FC Barcelona, Olympique Marseille, Germany's Bundesliga, baseball's Chicago Cubs, the NFL and NHL all underlined their global ambitions at the Sport Business Summit in New York and the importance of building a brand in a competitive sporting landscape.
For the NHL, which is waffling on its participation at next year's Pyeongchang Winter Games, it is the 2022 Beijing Olympics and a gateway into the coveted China market that is the carrot being dangled by the International Olympic Committee that could ultimately sway the league to come to South Korea.
It is soccer's glamour clubs that are aggressively eyeing new global markets with Barcelona leaving no revenue stream untapped as the club targets revenues of 1 billion Euros ($1.08 billion) by 2021.

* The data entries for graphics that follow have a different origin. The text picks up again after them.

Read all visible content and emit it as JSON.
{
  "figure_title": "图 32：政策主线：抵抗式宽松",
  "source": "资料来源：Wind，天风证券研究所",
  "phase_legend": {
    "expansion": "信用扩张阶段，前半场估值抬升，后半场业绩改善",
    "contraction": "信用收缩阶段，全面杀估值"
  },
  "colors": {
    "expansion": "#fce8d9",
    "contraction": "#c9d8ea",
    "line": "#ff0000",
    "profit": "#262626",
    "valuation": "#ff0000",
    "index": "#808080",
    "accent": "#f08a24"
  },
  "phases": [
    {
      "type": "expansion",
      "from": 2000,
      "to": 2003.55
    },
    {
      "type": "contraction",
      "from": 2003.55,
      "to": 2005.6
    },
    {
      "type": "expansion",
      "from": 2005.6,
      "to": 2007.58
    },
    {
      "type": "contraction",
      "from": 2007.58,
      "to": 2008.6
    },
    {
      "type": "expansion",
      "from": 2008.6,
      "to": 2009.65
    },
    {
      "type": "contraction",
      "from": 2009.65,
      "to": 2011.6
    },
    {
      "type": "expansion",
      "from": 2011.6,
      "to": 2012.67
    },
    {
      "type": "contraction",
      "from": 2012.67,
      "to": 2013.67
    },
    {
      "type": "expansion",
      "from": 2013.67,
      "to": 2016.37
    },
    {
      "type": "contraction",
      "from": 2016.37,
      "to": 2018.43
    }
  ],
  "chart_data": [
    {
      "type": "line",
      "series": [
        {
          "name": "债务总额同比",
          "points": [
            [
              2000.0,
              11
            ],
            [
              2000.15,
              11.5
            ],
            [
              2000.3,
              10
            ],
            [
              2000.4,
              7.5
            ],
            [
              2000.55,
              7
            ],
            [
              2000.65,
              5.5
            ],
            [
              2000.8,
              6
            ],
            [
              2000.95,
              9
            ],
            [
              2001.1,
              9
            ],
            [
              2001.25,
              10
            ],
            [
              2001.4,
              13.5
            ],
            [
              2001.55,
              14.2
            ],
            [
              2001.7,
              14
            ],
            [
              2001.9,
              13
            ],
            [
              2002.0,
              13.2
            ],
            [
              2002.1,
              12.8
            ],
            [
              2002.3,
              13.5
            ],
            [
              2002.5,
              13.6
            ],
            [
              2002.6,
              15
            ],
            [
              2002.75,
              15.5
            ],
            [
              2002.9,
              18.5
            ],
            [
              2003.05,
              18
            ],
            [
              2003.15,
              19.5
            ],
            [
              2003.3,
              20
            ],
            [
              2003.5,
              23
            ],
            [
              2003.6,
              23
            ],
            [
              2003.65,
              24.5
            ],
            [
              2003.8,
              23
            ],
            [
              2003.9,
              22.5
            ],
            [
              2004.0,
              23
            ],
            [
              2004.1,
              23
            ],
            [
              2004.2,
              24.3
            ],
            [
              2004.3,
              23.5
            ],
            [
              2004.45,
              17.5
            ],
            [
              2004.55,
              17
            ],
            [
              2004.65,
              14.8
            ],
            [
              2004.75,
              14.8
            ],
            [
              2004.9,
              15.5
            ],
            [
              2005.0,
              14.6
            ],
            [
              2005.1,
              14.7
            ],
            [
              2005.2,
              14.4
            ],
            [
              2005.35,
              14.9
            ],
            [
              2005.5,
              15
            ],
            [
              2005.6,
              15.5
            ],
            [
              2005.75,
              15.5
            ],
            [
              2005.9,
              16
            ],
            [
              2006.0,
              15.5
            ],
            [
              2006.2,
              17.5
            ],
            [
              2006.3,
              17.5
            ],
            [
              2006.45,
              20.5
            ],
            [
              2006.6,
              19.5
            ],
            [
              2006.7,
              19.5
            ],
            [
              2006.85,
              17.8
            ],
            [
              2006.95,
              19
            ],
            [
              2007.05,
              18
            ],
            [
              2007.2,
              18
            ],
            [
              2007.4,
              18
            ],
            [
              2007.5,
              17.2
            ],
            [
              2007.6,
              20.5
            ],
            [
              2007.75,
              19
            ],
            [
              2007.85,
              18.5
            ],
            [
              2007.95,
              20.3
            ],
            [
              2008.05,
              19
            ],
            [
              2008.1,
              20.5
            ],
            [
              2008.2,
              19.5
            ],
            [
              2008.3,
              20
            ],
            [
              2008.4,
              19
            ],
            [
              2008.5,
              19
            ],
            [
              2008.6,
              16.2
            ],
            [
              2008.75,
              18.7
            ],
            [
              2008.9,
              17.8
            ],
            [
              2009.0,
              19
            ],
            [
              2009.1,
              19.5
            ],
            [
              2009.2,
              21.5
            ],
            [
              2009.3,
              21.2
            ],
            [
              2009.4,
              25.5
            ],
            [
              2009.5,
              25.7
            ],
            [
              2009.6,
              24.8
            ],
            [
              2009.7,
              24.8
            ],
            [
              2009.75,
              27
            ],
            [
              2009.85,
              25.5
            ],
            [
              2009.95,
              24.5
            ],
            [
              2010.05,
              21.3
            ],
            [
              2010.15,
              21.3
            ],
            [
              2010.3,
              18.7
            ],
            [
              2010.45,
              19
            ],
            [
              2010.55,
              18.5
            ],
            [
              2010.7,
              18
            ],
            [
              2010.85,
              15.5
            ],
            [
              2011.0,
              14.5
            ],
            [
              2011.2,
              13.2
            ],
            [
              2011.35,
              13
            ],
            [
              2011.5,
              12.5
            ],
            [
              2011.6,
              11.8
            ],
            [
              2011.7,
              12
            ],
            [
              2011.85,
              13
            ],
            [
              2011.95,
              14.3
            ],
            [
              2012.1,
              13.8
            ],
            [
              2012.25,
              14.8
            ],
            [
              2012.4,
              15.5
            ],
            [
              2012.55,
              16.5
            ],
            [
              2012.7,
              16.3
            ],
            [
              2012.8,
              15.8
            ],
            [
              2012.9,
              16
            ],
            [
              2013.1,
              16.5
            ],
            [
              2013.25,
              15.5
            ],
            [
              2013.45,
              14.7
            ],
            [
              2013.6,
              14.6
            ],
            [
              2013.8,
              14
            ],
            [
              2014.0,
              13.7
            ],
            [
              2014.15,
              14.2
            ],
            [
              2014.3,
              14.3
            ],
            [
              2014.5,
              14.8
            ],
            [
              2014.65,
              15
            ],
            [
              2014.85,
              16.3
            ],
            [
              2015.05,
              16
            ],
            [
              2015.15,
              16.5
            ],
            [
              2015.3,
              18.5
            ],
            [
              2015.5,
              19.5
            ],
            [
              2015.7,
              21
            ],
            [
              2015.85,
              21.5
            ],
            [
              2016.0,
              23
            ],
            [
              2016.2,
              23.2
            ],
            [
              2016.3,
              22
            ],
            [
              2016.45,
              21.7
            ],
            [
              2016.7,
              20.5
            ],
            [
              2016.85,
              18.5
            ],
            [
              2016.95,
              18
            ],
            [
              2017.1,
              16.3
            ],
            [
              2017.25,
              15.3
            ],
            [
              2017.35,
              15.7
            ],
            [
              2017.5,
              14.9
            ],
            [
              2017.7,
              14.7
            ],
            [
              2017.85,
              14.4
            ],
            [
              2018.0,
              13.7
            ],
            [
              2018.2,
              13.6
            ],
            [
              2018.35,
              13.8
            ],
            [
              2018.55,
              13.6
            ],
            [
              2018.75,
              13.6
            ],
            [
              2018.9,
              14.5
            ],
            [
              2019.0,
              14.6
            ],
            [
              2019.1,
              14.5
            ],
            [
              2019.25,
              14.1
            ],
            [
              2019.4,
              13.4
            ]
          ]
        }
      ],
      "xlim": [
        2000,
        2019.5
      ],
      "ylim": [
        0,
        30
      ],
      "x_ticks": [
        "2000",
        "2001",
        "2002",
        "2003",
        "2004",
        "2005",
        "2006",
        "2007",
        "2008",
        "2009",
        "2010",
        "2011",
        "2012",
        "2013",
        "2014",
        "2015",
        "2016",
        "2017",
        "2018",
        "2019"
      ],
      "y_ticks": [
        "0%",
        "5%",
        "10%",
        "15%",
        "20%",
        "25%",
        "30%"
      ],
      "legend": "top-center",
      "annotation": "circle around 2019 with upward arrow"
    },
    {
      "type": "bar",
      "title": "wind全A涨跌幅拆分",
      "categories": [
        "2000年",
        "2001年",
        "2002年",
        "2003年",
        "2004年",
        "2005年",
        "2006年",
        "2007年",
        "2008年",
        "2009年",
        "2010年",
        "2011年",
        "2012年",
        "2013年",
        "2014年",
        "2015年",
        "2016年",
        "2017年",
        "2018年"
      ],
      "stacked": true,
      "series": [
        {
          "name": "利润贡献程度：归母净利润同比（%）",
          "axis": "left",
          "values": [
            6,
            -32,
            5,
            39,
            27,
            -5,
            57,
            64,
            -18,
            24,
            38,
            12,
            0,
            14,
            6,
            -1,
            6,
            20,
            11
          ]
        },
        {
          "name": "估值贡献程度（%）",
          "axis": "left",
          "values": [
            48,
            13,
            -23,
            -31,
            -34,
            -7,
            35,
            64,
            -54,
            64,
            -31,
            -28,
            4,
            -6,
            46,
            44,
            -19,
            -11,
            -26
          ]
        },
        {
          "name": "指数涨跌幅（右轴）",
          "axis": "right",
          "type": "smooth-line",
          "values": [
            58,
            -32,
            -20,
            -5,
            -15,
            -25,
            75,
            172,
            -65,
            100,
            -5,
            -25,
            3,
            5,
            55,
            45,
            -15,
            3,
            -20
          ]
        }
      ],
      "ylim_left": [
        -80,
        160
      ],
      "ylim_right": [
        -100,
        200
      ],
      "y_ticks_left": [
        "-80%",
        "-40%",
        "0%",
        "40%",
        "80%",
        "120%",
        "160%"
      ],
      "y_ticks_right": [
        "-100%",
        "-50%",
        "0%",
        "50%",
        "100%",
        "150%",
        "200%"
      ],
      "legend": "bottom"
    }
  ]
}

"We are at 700,000 Euros so time is running," Francesco Calvo, Chief Revenue Officer at Barcelona told Reuters on Wednesday. "We are open 24 hours a day.
"Asia is the fastest growing continent so we are very focused on Asia and understanding how we can grow our brand, our grassroots everything in Asia."
The Spanish soccer giant recently opened an office in New York and will soon open one in Sao Paulo and China.
Bayern Munich has offices in New York and Shanghai while the Bundesliga continues to sow the seeds for global growth through smart broadcast partnership and an integrated, international marketing approach as it looks to challenge the Premier League.
While European soccer clubs are left to manage their own brands in the United States it is the leagues that control most the marketing rights.
The Cubs and Barcelona are iconic clubs that have been in operation for more than a century with rich histories but work with very different branding mechanisms.
Barcelona became a global brand for its success while the Cubs notoriety comes from a losing history that saw the team lift their first World Series title in 108 years last November.
"One of the opportunities is not only to take our brand, but baseball in general outside the U.S. a little more," Cubs president Crane Kenney told Reuters. "It's difficult for us to take our brand across borders without the league support because all the marketing and rights really belong to the league.
"The model is European football, it is the right way to reach fans. I thought Francisco’s (Calvo) presentation was excellent on that.
"We’re probably neglecting some of that."